Указ этот до широких масс не дошел, вообще не появился на свет: гетман его спрятал подальше, никому не показывая. И выпустил несколько «универсалов», которыми предписывал самым жестким образом прессовать тех крестьян, что противятся закабалению, а то и бегут в Россию: сажать по тюрьмам, бить кнутами нещадно, а то и вешать…
Двадцать лет Мазепа и в мыслях не держал отстаивать «украинские вольности», служил России верой и правдой. Ему и на московской службе жилось лучше некуда. Вместе с русскими полками гетманские казаки участвовали в южных походах, за что Мазепа, вторым после фельдмаршала Шереметьева, получил орден Андрея Первозванного (сам Петр – четвертым). Опять-таки в составе русской армии Мазепа воевал в Лифляндии, в Польше, подавлял восстание донского казачьего атамана Кондратия Булавина. И, разумеется, продолжал успешно торговать водкой – одно другому не мешает. За верную службу Петр осыпал гетмана подарками и пожалованиями: деньги, соболя, бархат, парча, драгоценности, семга и стерлядь из царской поварни, помянутый княжеский титул, наконец, данная в потомственное владение целая волость в России.
Одним словом, безупречный послужной список и твердое положение. Но это в России. На родине, в Гетманщине, все обстояло не так безоблачно. Пожалуй что, и не безоблачно вовсе. Понемногу закрепощаемый «черный народ» ни малейшей приязни к гетману не питал, а потому Мазепа по примеру Самойловича завел для охраны своей персоны наемных «сердюков» и «компанейцев» – сплошь и рядом из немцев, мадьяр, а то и поляков.
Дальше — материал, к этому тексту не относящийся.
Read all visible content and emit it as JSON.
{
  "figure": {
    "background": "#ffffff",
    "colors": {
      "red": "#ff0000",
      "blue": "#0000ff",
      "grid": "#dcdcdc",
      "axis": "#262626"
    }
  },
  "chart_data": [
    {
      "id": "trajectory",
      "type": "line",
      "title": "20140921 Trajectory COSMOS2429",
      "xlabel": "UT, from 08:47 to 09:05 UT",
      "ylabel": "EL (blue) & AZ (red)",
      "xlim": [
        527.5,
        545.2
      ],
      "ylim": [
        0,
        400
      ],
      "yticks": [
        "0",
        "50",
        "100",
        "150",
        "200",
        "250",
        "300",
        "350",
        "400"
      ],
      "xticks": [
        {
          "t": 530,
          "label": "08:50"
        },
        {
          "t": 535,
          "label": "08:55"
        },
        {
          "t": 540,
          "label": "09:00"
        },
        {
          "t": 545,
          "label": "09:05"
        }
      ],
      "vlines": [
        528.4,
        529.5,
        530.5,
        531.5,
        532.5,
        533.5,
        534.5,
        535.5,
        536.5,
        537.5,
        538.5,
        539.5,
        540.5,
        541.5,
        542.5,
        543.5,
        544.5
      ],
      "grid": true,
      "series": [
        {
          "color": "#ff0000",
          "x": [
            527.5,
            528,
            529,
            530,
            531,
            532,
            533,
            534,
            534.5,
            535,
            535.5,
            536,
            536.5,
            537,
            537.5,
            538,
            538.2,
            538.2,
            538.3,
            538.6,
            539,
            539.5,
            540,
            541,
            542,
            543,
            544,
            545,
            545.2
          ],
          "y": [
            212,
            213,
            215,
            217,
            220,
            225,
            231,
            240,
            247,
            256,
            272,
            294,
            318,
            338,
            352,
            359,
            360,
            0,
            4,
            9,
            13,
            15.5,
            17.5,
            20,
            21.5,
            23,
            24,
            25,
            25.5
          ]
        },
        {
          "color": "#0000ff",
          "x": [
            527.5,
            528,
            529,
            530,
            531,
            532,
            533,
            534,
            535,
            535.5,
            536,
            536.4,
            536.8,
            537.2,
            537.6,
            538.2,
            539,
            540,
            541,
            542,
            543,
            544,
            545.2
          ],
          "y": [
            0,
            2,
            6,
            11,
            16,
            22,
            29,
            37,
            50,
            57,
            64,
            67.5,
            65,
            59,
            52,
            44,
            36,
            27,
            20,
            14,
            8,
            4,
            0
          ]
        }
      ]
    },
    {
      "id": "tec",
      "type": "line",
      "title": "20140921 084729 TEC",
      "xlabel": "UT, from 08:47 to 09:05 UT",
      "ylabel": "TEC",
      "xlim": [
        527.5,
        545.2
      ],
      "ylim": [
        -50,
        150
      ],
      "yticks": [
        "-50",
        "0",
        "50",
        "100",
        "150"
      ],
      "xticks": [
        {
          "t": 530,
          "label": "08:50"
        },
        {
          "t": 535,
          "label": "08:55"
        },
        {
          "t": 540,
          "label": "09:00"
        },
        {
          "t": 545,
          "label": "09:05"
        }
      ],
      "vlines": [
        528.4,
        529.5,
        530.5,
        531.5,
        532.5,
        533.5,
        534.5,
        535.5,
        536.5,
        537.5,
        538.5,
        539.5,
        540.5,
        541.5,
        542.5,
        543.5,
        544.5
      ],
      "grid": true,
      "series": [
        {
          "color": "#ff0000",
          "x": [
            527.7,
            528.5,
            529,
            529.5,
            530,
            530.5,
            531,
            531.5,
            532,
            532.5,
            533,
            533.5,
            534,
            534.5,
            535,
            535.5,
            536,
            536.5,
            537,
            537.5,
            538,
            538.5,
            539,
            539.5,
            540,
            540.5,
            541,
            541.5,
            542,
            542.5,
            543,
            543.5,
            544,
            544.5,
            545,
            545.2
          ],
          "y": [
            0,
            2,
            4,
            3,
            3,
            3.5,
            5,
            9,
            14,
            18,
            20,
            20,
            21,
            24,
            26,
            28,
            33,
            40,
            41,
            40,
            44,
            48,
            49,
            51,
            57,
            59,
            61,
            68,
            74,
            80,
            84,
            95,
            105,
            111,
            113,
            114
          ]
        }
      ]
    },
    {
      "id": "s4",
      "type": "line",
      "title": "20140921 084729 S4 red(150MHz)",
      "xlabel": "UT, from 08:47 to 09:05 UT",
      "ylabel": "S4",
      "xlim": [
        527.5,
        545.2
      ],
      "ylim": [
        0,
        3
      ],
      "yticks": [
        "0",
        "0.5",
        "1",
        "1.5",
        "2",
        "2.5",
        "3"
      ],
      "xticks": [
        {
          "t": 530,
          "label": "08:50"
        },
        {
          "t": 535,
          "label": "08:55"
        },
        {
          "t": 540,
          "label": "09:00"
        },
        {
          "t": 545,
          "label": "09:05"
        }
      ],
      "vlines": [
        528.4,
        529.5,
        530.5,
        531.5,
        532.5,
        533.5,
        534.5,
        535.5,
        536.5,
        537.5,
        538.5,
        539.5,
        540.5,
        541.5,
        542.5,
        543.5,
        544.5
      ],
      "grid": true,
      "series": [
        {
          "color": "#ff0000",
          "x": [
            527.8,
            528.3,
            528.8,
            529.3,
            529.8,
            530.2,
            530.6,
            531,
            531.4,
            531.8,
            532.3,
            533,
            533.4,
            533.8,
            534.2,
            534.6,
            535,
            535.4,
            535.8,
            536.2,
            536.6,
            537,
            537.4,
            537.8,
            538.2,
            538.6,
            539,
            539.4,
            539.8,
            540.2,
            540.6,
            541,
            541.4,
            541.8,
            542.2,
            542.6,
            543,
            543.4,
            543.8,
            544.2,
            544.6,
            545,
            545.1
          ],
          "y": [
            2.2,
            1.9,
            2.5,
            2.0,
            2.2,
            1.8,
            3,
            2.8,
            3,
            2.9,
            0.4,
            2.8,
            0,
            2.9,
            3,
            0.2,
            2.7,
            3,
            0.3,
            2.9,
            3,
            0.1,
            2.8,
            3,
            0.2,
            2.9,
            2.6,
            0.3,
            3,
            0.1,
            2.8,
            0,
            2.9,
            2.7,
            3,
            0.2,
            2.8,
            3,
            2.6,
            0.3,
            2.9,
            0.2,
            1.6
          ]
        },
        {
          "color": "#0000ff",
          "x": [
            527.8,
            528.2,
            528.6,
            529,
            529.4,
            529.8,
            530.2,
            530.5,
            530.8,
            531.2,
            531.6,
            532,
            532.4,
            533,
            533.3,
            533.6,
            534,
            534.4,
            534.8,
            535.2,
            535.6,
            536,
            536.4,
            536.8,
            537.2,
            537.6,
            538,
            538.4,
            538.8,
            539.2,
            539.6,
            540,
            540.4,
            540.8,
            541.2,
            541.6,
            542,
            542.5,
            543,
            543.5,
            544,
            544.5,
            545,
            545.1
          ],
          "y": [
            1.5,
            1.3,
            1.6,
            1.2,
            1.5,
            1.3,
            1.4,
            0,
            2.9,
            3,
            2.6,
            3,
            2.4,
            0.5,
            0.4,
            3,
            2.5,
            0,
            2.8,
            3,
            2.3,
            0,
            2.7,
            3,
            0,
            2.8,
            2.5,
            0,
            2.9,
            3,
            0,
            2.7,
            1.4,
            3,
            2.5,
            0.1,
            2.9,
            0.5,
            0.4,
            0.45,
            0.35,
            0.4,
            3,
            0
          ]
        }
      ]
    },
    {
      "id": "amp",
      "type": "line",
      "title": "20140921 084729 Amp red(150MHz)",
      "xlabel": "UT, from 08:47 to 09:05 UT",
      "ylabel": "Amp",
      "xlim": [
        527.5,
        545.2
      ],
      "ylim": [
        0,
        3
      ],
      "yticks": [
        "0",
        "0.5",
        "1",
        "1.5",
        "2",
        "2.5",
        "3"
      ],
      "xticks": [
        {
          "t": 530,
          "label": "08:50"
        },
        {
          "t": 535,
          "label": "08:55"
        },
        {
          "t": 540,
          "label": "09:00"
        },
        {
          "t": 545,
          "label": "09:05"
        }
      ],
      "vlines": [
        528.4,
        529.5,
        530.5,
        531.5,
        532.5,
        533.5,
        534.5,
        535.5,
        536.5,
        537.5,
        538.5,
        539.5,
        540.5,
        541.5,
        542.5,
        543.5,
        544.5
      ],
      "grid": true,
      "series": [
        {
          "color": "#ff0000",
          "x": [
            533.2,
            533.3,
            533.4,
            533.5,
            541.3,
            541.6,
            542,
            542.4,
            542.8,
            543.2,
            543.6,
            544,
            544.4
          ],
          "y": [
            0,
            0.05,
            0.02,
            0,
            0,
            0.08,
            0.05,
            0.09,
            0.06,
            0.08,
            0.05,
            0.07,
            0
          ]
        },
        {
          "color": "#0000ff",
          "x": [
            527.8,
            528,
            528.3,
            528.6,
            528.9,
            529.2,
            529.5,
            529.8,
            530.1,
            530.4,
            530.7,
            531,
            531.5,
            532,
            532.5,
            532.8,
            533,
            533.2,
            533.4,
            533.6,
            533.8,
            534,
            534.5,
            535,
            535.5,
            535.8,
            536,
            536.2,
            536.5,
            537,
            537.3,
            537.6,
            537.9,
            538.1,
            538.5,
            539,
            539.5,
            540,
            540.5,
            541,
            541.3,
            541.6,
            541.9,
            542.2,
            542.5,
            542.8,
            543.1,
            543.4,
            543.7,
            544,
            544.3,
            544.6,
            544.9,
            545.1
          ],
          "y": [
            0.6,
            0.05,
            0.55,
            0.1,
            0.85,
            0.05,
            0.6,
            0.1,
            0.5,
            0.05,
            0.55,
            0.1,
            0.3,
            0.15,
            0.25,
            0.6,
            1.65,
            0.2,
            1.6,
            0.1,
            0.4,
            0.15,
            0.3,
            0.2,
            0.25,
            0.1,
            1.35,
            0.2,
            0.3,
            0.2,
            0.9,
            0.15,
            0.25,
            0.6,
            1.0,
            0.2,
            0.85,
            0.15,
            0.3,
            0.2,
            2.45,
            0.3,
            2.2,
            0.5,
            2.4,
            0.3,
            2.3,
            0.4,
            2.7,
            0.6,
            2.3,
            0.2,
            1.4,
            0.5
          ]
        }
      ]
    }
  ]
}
Местных, казачьи полки, старался как можно чаще отослать воевать куда-нибудь подальше – казаки, хотя и люди свободные, тоже гетмана недолюбливали.
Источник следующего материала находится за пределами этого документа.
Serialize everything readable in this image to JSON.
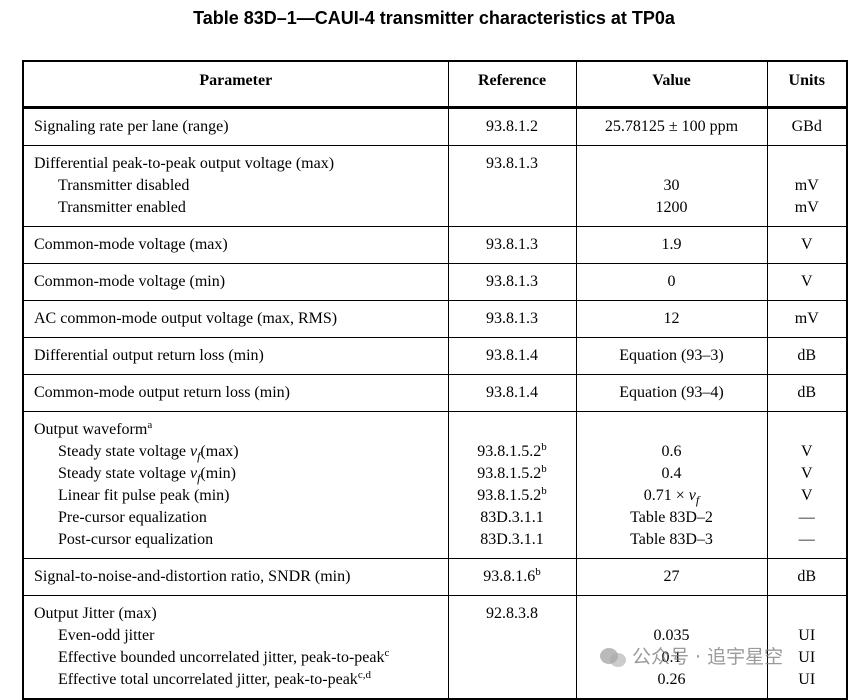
{
  "title": "Table 83D–1—CAUI-4 transmitter characteristics at TP0a",
  "table": {
    "header": [
      "Parameter",
      "Reference",
      "Value",
      "Units"
    ],
    "rows": [
      {
        "lines": [
          {
            "parameter": "Signaling rate per lane (range)",
            "reference": "93.8.1.2",
            "value": "25.78125 ± 100 ppm",
            "units": "GBd"
          }
        ]
      },
      {
        "lines": [
          {
            "parameter": "Differential peak-to-peak output voltage (max)",
            "reference": "93.8.1.3"
          },
          {
            "parameter": "Transmitter disabled",
            "value": "30",
            "units": "mV"
          },
          {
            "parameter": "Transmitter enabled",
            "value": "1200",
            "units": "mV"
          }
        ]
      },
      {
        "lines": [
          {
            "parameter": "Common-mode voltage (max)",
            "reference": "93.8.1.3",
            "value": "1.9",
            "units": "V"
          }
        ]
      },
      {
        "lines": [
          {
            "parameter": "Common-mode voltage (min)",
            "reference": "93.8.1.3",
            "value": "0",
            "units": "V"
          }
        ]
      },
      {
        "lines": [
          {
            "parameter": "AC common-mode output voltage (max, RMS)",
            "reference": "93.8.1.3",
            "value": "12",
            "units": "mV"
          }
        ]
      },
      {
        "lines": [
          {
            "parameter": "Differential output return loss (min)",
            "reference": "93.8.1.4",
            "value": "Equation (93–3)",
            "units": "dB"
          }
        ]
      },
      {
        "lines": [
          {
            "parameter": "Common-mode output return loss (min)",
            "reference": "93.8.1.4",
            "value": "Equation (93–4)",
            "units": "dB"
          }
        ]
      },
      {
        "lines": [
          {
            "parameter": [
              "Output waveform",
              {
                "sup": "a"
              }
            ]
          },
          {
            "parameter": [
              "Steady state voltage ",
              {
                "var": "v"
              },
              {
                "sub": "f"
              },
              "(max)"
            ],
            "reference": [
              "93.8.1.5.2",
              {
                "sup": "b"
              }
            ],
            "value": "0.6",
            "units": "V"
          },
          {
            "parameter": [
              "Steady state voltage ",
              {
                "var": "v"
              },
              {
                "sub": "f"
              },
              "(min)"
            ],
            "reference": [
              "93.8.1.5.2",
              {
                "sup": "b"
              }
            ],
            "value": "0.4",
            "units": "V"
          },
          {
            "parameter": "Linear fit pulse peak (min)",
            "reference": [
              "93.8.1.5.2",
              {
                "sup": "b"
              }
            ],
            "value": [
              "0.71 × ",
              {
                "var": "v"
              },
              {
                "sub": "f"
              }
            ],
            "units": "V"
          },
          {
            "parameter": "Pre-cursor equalization",
            "reference": "83D.3.1.1",
            "value": "Table 83D–2",
            "units": "—"
          },
          {
            "parameter": "Post-cursor equalization",
            "reference": "83D.3.1.1",
            "value": "Table 83D–3",
            "units": "—"
          }
        ]
      },
      {
        "lines": [
          {
            "parameter": "Signal-to-noise-and-distortion ratio, SNDR (min)",
            "reference": [
              "93.8.1.6",
              {
                "sup": "b"
              }
            ],
            "value": "27",
            "units": "dB"
          }
        ]
      },
      {
        "lines": [
          {
            "parameter": "Output Jitter (max)",
            "reference": "92.8.3.8"
          },
          {
            "parameter": "Even-odd jitter",
            "value": "0.035",
            "units": "UI"
          },
          {
            "parameter": [
              "Effective bounded uncorrelated jitter, peak-to-peak",
              {
                "sup": "c"
              }
            ],
            "value": "0.1",
            "units": "UI"
          },
          {
            "parameter": [
              "Effective total uncorrelated jitter, peak-to-peak",
              {
                "sup": "c,d"
              }
            ],
            "value": "0.26",
            "units": "UI"
          }
        ]
      }
    ]
  },
  "watermark": "公众号 · 追宇星空"
}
С «верхами» тоже обстояло не лучшим образом. Как поется в известной песне, «и пряников сладких всегда не хватало для всех». Часть обделенной старшины стала всерьез плести заговор против гетмана. Возглавлял его генеральный писарь (нечто вроде министра иностранных дел) Кочубей, у которого, как порой случается, общественное перепуталось с личным. 65-летний Мазепа загорелся самой пылкой страстью к дочери Кочубея, своей крестнице, юной красавице Мотре-Марии. Страсть была взаимной, Мотря даже сбежала из родительского дома и четыре дня прожила у Мазепы, явно не затем, чтобы слушать стихи, которых Мазепа ей написал немало. Когда она вернулась, Мазепа по всем правилам попросил у Кочубея ее руки. Кочубей решительно отказал. Поступок не вполне понятный – согласитесь, генеральный писарь из «обделенных» наверняка бы перешел в ближний круг. С одной стороны, Мотря была крестницей Мазепы, а по тогдашним правилам спать с крестницей было все равно что спать с родной дочерью. Но столь влиятельные персоны, как Мазепа и Кочубей, могли легко договориться с церковниками и «снять вопрос». Церковные иерархи – тоже люди… Тогда? Версия есть, но о ней чуть погодя.